I am using Pin for dynamic analysis.
In my dynamic analysis task on 64-bit x86 binary code, I would like to resume the execution at arbitrary program positions (e.g., the second instruction of current executed function) after I fix certain memory access error inside the signal handling callbacks.
It would be something like this:
BOOL catchSignalSEGV(THREADID tid, INT32 sig, CONTEXT *ctx, BOOL hasHandler, const EXCEPTION_INFO *pExceptInfo, VOID *v)
{
// I will first fix the memory access error according to certain rules.
fix();
// then I would like to resume the execution at an arbitrary position, say, at the beginning of current monitored function
set_reg(rip, 0x123456); // set the rip register
PIN_ExecuteAt(ctx); // resume the execution
return false;
}
However, I got this exception: E: PIN_ExecuteAt() cannot be called from a callback.
I know I can resume the execution at "current instruction" by return false at the end of the signal handling function, but basically can I resume at arbitrary positions?

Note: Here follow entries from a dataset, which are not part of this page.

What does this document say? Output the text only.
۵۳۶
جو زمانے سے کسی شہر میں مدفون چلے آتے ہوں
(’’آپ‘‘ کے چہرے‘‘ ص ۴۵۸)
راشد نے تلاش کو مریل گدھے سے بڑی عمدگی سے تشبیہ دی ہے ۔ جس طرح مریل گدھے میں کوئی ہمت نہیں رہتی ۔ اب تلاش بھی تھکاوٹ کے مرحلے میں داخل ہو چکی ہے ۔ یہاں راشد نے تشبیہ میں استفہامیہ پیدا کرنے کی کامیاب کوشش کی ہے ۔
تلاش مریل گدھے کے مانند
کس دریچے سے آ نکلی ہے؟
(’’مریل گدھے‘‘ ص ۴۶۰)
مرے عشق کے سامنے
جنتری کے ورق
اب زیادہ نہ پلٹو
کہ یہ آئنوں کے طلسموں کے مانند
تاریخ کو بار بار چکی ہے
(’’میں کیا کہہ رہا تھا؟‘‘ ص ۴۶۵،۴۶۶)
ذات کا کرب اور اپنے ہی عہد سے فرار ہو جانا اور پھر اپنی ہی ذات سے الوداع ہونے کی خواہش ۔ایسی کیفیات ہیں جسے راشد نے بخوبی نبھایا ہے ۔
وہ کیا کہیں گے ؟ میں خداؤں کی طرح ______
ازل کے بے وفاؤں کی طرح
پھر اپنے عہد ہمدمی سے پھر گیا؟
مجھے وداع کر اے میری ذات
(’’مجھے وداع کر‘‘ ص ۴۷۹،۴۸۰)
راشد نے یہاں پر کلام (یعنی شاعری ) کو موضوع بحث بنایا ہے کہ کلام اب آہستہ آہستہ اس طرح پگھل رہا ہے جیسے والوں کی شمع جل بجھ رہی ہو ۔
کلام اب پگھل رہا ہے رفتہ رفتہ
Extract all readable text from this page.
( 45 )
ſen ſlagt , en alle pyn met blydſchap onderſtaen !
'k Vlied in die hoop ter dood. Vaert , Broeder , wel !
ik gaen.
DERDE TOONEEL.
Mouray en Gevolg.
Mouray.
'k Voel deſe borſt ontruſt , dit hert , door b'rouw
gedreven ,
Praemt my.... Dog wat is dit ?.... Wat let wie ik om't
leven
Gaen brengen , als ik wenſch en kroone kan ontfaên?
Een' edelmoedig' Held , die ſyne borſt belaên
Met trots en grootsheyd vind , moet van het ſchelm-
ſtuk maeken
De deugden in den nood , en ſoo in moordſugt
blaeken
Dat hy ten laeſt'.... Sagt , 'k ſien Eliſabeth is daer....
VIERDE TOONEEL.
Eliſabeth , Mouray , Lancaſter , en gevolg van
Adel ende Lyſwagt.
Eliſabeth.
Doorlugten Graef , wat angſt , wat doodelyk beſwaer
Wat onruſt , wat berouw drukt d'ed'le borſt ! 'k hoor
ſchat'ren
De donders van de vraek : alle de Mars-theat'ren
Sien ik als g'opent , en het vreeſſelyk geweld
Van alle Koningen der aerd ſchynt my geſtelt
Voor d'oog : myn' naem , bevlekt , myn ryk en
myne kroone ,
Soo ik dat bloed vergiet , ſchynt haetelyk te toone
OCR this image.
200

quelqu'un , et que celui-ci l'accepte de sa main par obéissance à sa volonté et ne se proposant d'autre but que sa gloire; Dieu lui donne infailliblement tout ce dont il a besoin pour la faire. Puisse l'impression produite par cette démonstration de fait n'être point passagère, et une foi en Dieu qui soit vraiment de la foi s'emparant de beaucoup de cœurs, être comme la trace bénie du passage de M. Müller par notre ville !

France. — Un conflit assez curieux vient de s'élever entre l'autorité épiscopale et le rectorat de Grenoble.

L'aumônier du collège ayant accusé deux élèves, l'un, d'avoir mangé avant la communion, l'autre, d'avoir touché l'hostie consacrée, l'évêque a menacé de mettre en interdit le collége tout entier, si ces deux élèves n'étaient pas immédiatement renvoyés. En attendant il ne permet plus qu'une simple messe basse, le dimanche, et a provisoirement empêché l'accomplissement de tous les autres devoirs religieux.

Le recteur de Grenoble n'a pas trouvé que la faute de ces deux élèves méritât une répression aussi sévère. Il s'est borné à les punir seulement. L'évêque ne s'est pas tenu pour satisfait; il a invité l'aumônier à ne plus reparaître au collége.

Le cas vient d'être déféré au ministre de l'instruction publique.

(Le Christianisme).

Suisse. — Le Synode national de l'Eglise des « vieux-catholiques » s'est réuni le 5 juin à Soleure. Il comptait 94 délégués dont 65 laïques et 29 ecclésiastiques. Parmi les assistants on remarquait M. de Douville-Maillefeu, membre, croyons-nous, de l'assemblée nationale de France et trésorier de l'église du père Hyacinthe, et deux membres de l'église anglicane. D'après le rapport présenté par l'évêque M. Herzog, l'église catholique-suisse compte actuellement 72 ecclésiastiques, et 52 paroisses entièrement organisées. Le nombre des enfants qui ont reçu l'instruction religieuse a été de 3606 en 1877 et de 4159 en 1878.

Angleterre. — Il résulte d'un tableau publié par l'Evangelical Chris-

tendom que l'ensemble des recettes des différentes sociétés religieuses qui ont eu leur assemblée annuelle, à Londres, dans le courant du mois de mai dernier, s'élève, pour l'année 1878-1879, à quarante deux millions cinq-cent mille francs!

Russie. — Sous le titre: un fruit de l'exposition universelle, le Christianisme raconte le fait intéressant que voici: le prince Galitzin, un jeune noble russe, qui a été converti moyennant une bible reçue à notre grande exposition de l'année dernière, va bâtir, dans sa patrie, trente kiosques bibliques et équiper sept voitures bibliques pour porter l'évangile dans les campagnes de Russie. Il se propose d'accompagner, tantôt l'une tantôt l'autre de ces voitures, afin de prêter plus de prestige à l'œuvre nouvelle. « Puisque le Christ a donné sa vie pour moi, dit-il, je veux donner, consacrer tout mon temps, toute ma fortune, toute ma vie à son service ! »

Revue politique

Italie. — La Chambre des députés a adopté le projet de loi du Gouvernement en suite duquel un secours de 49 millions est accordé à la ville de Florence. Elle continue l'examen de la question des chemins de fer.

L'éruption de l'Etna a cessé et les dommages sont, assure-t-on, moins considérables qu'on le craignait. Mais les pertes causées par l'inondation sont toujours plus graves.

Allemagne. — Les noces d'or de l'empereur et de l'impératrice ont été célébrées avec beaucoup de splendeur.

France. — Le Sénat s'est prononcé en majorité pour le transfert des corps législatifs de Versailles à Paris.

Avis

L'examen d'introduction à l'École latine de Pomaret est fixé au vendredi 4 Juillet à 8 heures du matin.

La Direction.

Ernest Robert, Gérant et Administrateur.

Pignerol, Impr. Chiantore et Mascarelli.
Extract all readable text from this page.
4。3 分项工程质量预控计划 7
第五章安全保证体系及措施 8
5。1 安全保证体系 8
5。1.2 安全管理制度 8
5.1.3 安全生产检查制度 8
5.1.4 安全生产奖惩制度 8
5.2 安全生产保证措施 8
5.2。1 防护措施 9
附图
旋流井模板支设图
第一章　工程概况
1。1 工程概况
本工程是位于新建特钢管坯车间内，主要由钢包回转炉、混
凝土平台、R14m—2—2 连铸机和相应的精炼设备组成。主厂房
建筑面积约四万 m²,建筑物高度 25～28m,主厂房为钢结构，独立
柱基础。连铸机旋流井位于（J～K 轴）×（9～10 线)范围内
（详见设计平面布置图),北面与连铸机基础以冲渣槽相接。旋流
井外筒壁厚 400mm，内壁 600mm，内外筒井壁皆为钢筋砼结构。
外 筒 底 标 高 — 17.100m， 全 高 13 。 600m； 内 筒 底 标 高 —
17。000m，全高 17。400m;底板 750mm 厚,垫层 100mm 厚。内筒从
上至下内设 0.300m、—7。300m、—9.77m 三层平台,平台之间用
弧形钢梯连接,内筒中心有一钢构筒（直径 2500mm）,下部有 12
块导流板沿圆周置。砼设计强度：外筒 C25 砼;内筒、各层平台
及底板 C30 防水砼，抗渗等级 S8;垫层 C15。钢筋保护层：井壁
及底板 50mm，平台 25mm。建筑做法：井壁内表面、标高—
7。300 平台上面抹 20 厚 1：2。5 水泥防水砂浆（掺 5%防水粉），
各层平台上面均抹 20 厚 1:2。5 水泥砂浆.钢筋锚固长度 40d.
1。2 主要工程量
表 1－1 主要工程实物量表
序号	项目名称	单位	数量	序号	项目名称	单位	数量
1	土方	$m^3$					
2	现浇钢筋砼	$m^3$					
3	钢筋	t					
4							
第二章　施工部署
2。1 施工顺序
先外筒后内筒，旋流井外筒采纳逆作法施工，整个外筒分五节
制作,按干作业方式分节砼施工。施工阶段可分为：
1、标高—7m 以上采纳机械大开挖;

Am I clear? Thank you for your help!
The documentation is clear on this:
A tool can call this API to abandon the current analysis function and resume execution of the calling thread at a new application register state. Note that this API does not return back to the caller's analysis function.
This API can be called from an analysis function or a replacement routine, but not from a callback.
The signal handler is considered a callback. You can only use PIN_ExecuteAt in an analysis function or a replacement routine.
One thing you may try to do is to save the context you are interested in and allow the application to resume, ensuring that the next instruction to be executed has an analysis callback attached. You may be able to use if-then instrumentation to improve performance. Then you can call ExecuteAt from that analysis routine.